C. Growing up in New York City, Miranda attended Hunter College High School from 7th through 12th grade, where many of his friends were Jewish. In 1993, when he was thirteen years old, he wrote and performed a song at a friend’s bar mitzvah party called Today You’re A Man/Today You’re My Man.
D. At Wesleyan College, Miranda was a member of the Jewish a capella group The Mazeltones. Their repertoire included the song Hinei Ba Hashalom, where Miranda sang the lead, even pronouncing the guttural Hebrew “CH” sound perfectly.

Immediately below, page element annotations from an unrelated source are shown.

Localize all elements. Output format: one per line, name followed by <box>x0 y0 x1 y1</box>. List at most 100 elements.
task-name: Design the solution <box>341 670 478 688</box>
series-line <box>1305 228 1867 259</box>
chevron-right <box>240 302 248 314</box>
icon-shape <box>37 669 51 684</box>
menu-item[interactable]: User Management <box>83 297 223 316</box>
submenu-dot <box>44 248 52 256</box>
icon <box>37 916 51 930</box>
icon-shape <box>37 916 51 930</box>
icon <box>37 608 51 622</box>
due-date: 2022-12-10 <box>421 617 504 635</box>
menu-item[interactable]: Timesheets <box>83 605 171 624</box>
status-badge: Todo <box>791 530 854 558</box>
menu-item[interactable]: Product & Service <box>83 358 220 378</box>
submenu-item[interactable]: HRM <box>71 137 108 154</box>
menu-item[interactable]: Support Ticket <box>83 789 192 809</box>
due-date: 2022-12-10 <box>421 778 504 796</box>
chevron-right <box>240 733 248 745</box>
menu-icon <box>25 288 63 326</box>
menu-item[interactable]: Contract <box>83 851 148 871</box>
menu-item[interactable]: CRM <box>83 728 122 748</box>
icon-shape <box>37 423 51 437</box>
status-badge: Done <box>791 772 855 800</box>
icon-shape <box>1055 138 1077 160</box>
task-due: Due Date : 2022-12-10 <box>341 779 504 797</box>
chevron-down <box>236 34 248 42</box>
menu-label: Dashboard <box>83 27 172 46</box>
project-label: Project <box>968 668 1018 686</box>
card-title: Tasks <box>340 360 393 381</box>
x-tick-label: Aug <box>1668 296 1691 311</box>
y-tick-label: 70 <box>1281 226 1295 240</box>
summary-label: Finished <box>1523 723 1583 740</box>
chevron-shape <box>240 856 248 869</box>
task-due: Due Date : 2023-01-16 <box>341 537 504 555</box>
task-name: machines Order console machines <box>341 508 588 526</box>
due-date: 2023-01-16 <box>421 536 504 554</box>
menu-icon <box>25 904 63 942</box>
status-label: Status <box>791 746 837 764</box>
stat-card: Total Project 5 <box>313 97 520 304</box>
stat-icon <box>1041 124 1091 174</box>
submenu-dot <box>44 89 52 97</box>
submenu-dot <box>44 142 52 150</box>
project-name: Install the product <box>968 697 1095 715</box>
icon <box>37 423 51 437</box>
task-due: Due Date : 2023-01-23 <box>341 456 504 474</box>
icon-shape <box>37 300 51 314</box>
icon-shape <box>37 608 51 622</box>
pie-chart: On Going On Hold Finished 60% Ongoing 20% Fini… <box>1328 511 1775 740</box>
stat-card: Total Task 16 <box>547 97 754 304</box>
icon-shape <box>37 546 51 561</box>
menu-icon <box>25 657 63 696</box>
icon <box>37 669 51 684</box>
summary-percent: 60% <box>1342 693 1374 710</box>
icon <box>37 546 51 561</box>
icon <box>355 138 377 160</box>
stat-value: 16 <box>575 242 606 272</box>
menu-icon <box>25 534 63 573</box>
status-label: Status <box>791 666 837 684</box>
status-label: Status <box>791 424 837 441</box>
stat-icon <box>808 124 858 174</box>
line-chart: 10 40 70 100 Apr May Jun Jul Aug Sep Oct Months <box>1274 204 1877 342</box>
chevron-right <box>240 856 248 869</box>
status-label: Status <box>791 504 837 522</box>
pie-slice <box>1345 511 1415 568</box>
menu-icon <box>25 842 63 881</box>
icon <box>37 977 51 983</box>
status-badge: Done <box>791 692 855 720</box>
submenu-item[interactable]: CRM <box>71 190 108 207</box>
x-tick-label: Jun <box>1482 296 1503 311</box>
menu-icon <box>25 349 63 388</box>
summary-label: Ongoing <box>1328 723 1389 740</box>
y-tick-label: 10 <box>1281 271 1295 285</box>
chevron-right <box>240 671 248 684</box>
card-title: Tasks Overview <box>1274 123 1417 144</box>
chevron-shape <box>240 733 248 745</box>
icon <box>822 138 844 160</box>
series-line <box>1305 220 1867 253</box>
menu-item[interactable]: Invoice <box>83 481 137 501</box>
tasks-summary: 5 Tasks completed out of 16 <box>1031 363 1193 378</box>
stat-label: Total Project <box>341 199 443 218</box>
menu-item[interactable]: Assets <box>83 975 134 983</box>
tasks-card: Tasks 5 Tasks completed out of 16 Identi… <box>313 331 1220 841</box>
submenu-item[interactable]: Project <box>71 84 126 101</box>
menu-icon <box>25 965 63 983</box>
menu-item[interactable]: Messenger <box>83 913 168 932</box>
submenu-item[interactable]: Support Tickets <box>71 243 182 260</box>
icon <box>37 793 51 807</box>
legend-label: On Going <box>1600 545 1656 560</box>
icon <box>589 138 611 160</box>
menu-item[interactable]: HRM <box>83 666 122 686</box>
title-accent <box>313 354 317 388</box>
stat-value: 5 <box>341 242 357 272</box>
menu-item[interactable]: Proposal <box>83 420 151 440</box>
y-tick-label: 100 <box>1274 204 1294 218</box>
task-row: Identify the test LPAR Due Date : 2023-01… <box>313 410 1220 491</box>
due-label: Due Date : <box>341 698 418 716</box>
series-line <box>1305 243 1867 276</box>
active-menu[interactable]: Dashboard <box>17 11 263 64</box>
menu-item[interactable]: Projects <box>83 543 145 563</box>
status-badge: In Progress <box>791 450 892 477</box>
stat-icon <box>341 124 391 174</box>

E. Growing up in New York City, Hamilton had many Jewish friends, including his best friend, Davey Goldblum. Miranda would sometimes go with Goldblum to services at the Fifth Avenue Synagogue in their neighborhood on the upper East Side of Manhattan. Miranda later spoke of his vivid memory of the old Jewish men at the kiddush after services, all rushing to grab a small glass of Slivovitz. Said Miranda, “The old men used to jostle at the table for this little glass of schnapps, and they would start singing. Davey said it’s some kind of bracha, a blessing. It went something like this: ‘And I am not throwing away my shot/I am not throwing away my schnapps/Oy vey, I’m just like my misphoches/I’m young, scrappy and falling on my toches/And I’m not throwing away my shot’.”